Василий Сергеевич Чистяков Холодный оружейник. Трилогия
Холодный оружейник – 1
Пролог
Пустота... холодна.
Ни света, ни звука, ни запаха. Ни гравитации, ни давления. Бесконечная темнота, длящаяся неизвестное время. Потому что в пустоте нет никаких ощущений.
Сколько я здесь парю? Бесконечность? Мгновение? В беззвучной давящей тишине, в темноте. В невесомости.
Когда я осознал себя? С начала? С какого начала? Без ощущения времени, даже вечность не имеет начала.
Что это? Рай ‑ потому что нет раздражителей? Ад ‑ потому что ничем другим одиночное заключение в безвременье быть не может? Ни прошлого, ни будущего. И, по большому счету, нет настоящего. Нет промежутка между "было" и "будет". Есть только бесконечно тянущееся мгновение вечности безвременья. И ‑ пустоты.
Иногда Пустоту расцвечивают мелькающие радужные пятна. Но и они быстро уходят. Как и шорохи, шепотки, появившиеся чуть позже. Я снова ...парю... сижу... стою? В Пустоте. В безвременье.
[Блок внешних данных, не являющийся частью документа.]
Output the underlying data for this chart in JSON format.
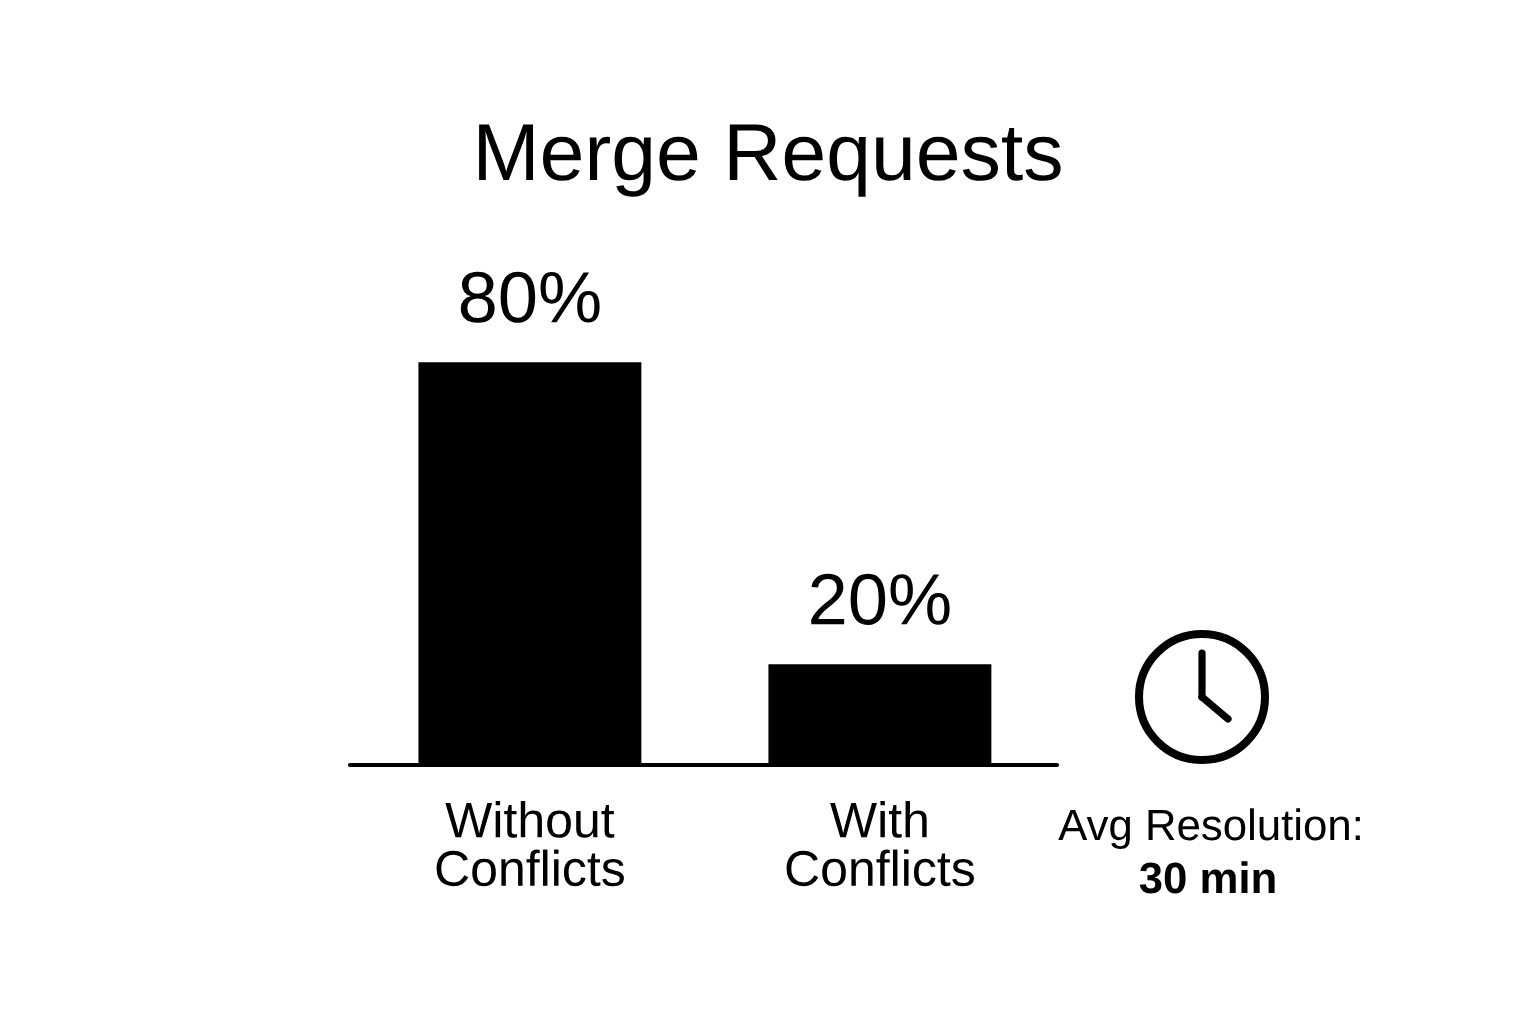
{
  "chart_data": {
    "type": "bar",
    "title": "Merge Requests",
    "categories": [
      "Without Conflicts",
      "With Conflicts"
    ],
    "values": [
      80,
      20
    ],
    "value_labels": [
      "80%",
      "20%"
    ],
    "color": "#000000",
    "annotations": [
      "Avg Resolution:",
      "30 min"
    ]
  }
}
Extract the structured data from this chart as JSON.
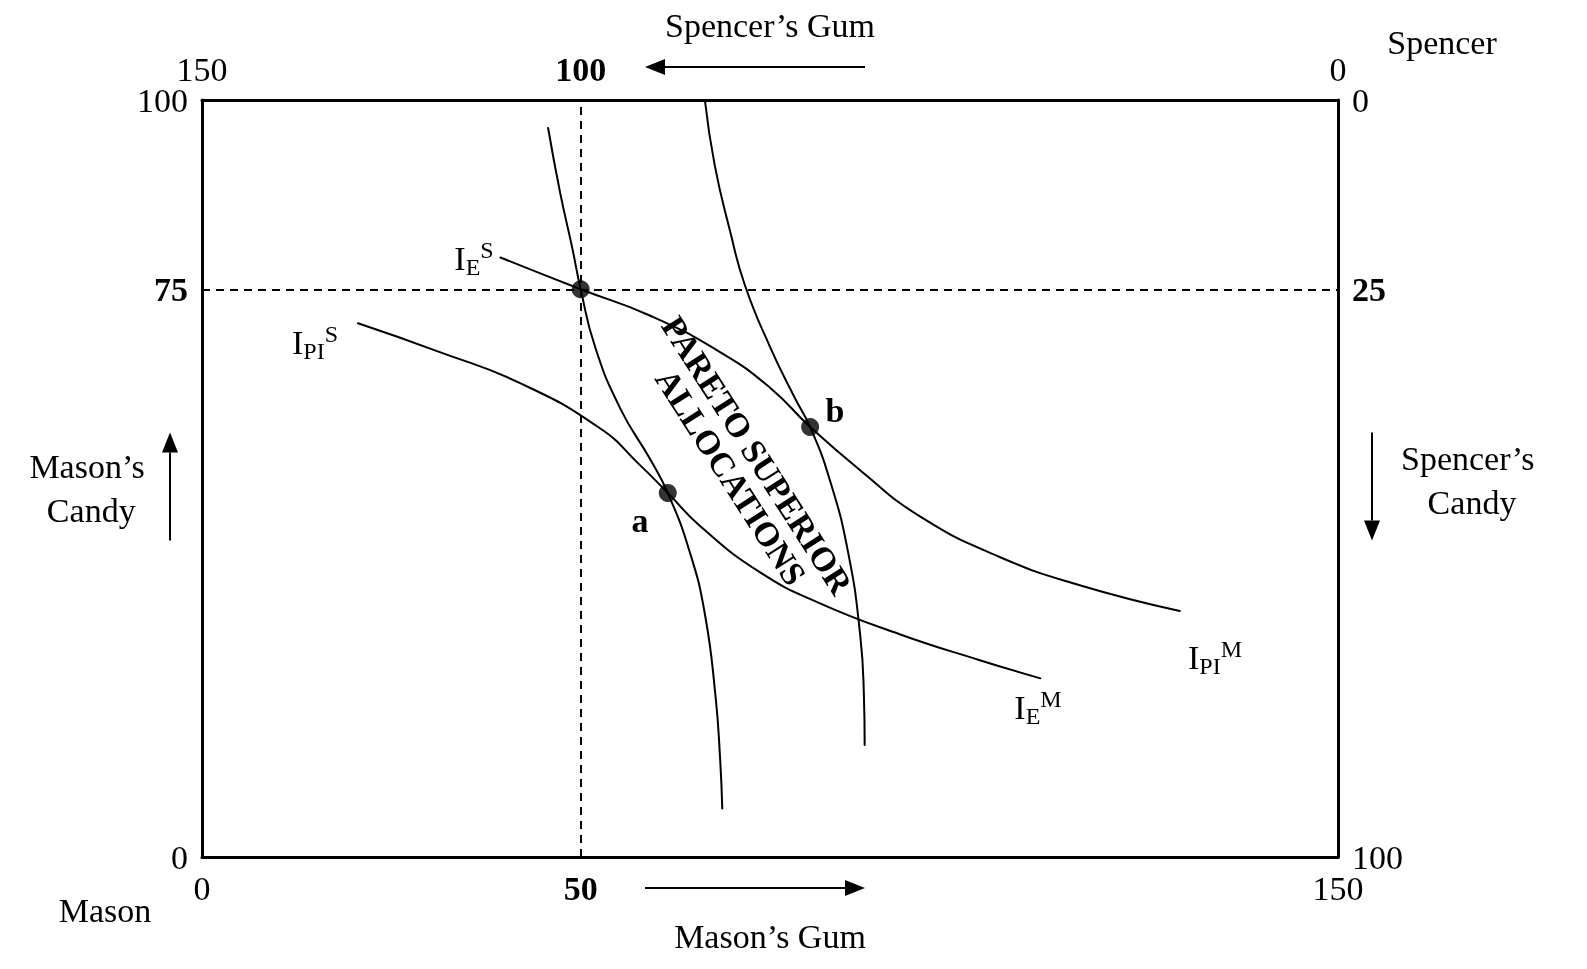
{
  "chart_data": {
    "type": "line",
    "xlabel": "Mason’s Gum",
    "x2label": "Spencer’s Gum",
    "ylabel": "Mason’s Candy",
    "y2label": "Spencer’s Candy",
    "xlim": [
      0,
      150
    ],
    "xticks": [
      0,
      50,
      150
    ],
    "x2lim": [
      150,
      0
    ],
    "x2ticks": [
      150,
      100,
      0
    ],
    "ylim": [
      0,
      100
    ],
    "yticks": [
      0,
      75,
      100
    ],
    "y2lim": [
      100,
      0
    ],
    "y2ticks": [
      0,
      25,
      100
    ],
    "grid": false,
    "marker": "none",
    "line_style": "solid",
    "ref_lines": [
      {
        "axis": "x",
        "value": 50,
        "color": "#000000",
        "line_style": "dashed"
      },
      {
        "axis": "y",
        "value": 75,
        "color": "#000000",
        "line_style": "dashed"
      }
    ],
    "series": [
      {
        "color": "#000000",
        "x": [
          45.7,
          47.3,
          48.9,
          50,
          51.9,
          55.2,
          59.2,
          61.5,
          64.4,
          66.4,
          67.8,
          68.4,
          68.7
        ],
        "values": [
          96.3,
          87.7,
          80.4,
          75,
          67.4,
          59.3,
          52.5,
          48.1,
          40.3,
          32.1,
          21.3,
          13.2,
          6.4
        ]
      },
      {
        "color": "#000000",
        "x": [
          66.4,
          67.7,
          69.7,
          71.7,
          75.0,
          78.3,
          80.3,
          82.9,
          85.3,
          86.9,
          87.4,
          87.5
        ],
        "values": [
          100,
          91.4,
          82.8,
          75.5,
          67.4,
          60.6,
          56.8,
          49.8,
          40.3,
          29.4,
          21.3,
          14.8
        ]
      },
      {
        "color": "#000000",
        "x": [
          39.4,
          50,
          59.2,
          68.4,
          75.0,
          80.3,
          86.9,
          94.8,
          105.4,
          115.9,
          129.1
        ],
        "values": [
          79.2,
          75,
          71.5,
          66.7,
          62.0,
          56.8,
          51.1,
          45.0,
          39.6,
          35.9,
          32.5
        ]
      },
      {
        "color": "#000000",
        "x": [
          20.6,
          31.4,
          42.0,
          52.6,
          57.8,
          61.5,
          65.8,
          73.7,
          81.6,
          92.2,
          102.7,
          110.7
        ],
        "values": [
          70.5,
          66.7,
          62.6,
          56.6,
          51.8,
          48.1,
          43.7,
          37.6,
          33.5,
          29.4,
          26.0,
          23.6
        ]
      },
      {
        "type": "scatter",
        "marker": "circle",
        "color": "#000000",
        "x": [
          50,
          61.5,
          80.3
        ],
        "values": [
          75,
          48.1,
          56.8
        ]
      }
    ],
    "annotations": [
      "Mason",
      "Spencer",
      "I$_{E}$$^{S}$",
      "I$_{PI}$$^{S}$",
      "I$_{E}$$^{M}$",
      "I$_{PI}$$^{M}$",
      "a",
      "b",
      "PARETO SUPERIOR ALLOCATIONS"
    ]
  }
}
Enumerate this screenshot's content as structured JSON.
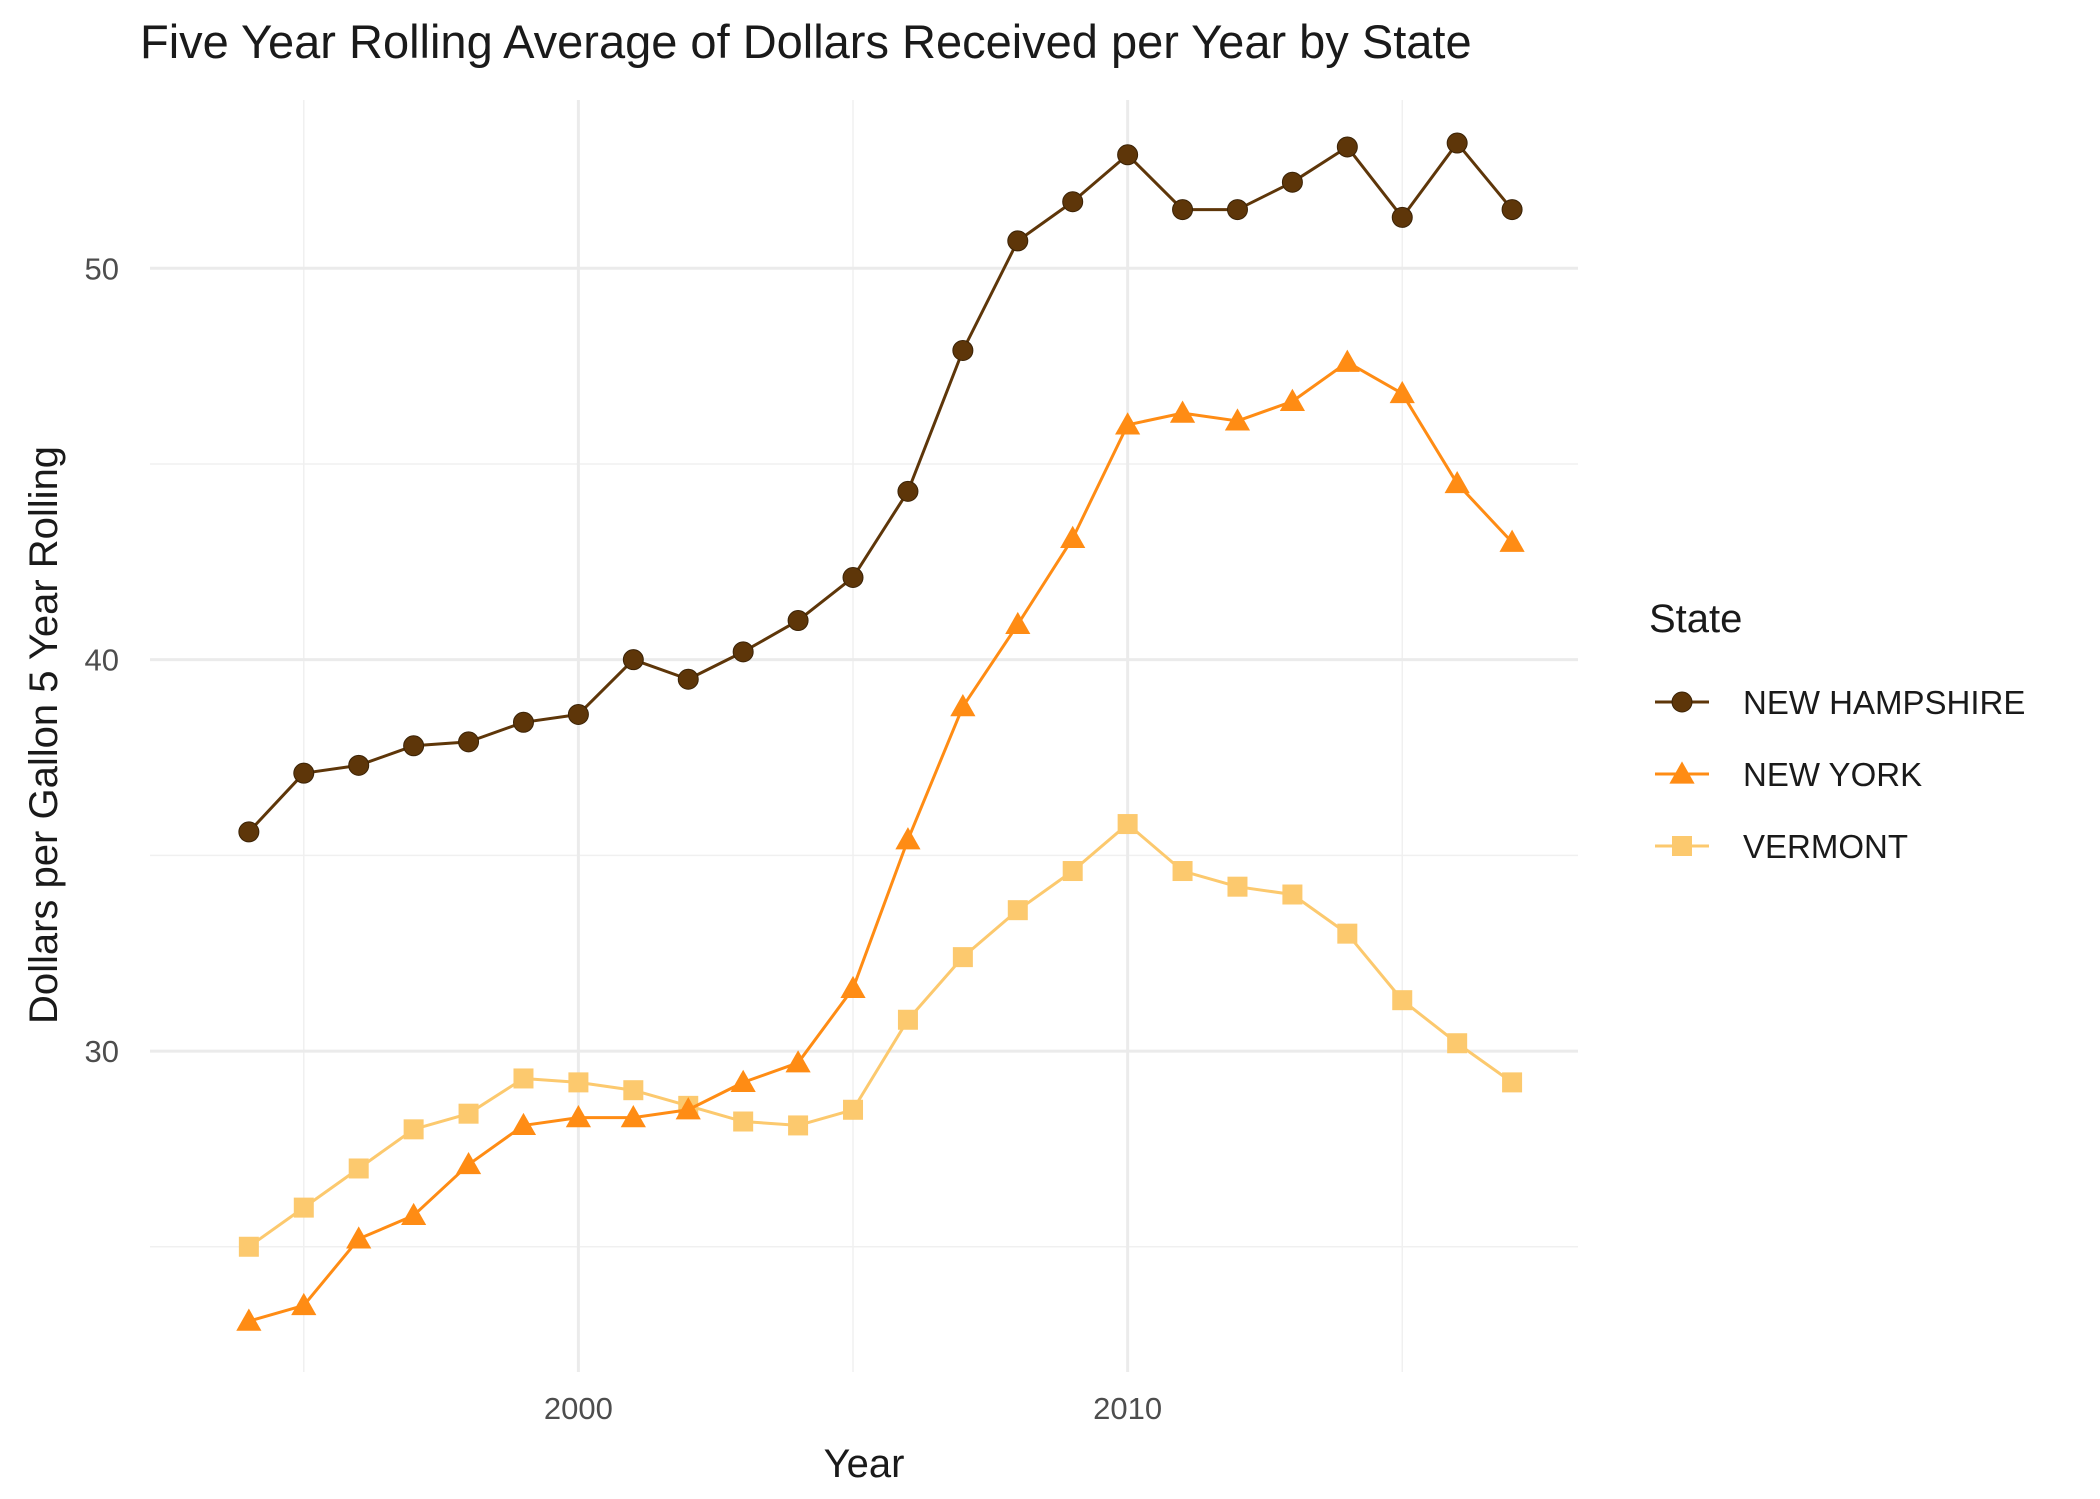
{
  "chart_data": {
    "type": "line",
    "title": "Five Year Rolling Average of Dollars Received per Year by State",
    "xlabel": "Year",
    "ylabel": "Dollars per Gallon 5 Year Rolling",
    "x": [
      1994,
      1995,
      1996,
      1997,
      1998,
      1999,
      2000,
      2001,
      2002,
      2003,
      2004,
      2005,
      2006,
      2007,
      2008,
      2009,
      2010,
      2011,
      2012,
      2013,
      2014,
      2015,
      2016,
      2017
    ],
    "xlim": [
      1992.2,
      2018.2
    ],
    "ylim": [
      21.8,
      54.3
    ],
    "x_ticks": [
      2000,
      2010
    ],
    "y_ticks": [
      30,
      40,
      50
    ],
    "grid": true,
    "legend": {
      "title": "State",
      "position": "right"
    },
    "series": [
      {
        "name": "NEW HAMPSHIRE",
        "color": "#5e3609",
        "marker": "circle",
        "values": [
          35.6,
          37.1,
          37.3,
          37.8,
          37.9,
          38.4,
          38.6,
          40.0,
          39.5,
          40.2,
          41.0,
          42.1,
          44.3,
          47.9,
          50.7,
          51.7,
          52.9,
          51.5,
          51.5,
          52.2,
          53.1,
          51.3,
          53.2,
          51.5
        ]
      },
      {
        "name": "NEW YORK",
        "color": "#ff8c14",
        "marker": "triangle",
        "values": [
          23.1,
          23.5,
          25.2,
          25.8,
          27.1,
          28.1,
          28.3,
          28.3,
          28.5,
          29.2,
          29.7,
          31.6,
          35.4,
          38.8,
          40.9,
          43.1,
          46.0,
          46.3,
          46.1,
          46.6,
          47.6,
          46.8,
          44.5,
          43.0
        ]
      },
      {
        "name": "VERMONT",
        "color": "#fcc96e",
        "marker": "square",
        "values": [
          25.0,
          26.0,
          27.0,
          28.0,
          28.4,
          29.3,
          29.2,
          29.0,
          28.6,
          28.2,
          28.1,
          28.5,
          30.8,
          32.4,
          33.6,
          34.6,
          35.8,
          34.6,
          34.2,
          34.0,
          33.0,
          31.3,
          30.2,
          29.2
        ]
      }
    ]
  }
}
Не знаю, сколько времени я находился там, не ощущая ничего, даже своего тела. Да что там тела? Я не чувствовал даже мыслей. Бессмысленное, растительное существование. Точно у... пищи. Пищи, перевариваемой в чьем‑то желудке. Живущей в то мгновение, пока чувств уже нет. И поскольку нет чувства времени, это мгновение изощренной пытки тянется вечность.
От пришедшей мысли ко мне приходит Холод. Отвратительное и приятное чувство ‑ потому что других все равно нет. Я рад ему и ненавижу его. Холод заменяет мне радость и страх. Тянущий что‑то из меня, стылый, отвратительный, но желанный ‑ Холод. Он разнообразит мою безвременную вечность. И я впускаю Холод в себя, надеясь, что он вернет мне чувство времени. И звучит в ушах тихий шепот. Звук... возвращается? Нет, это просто мысли.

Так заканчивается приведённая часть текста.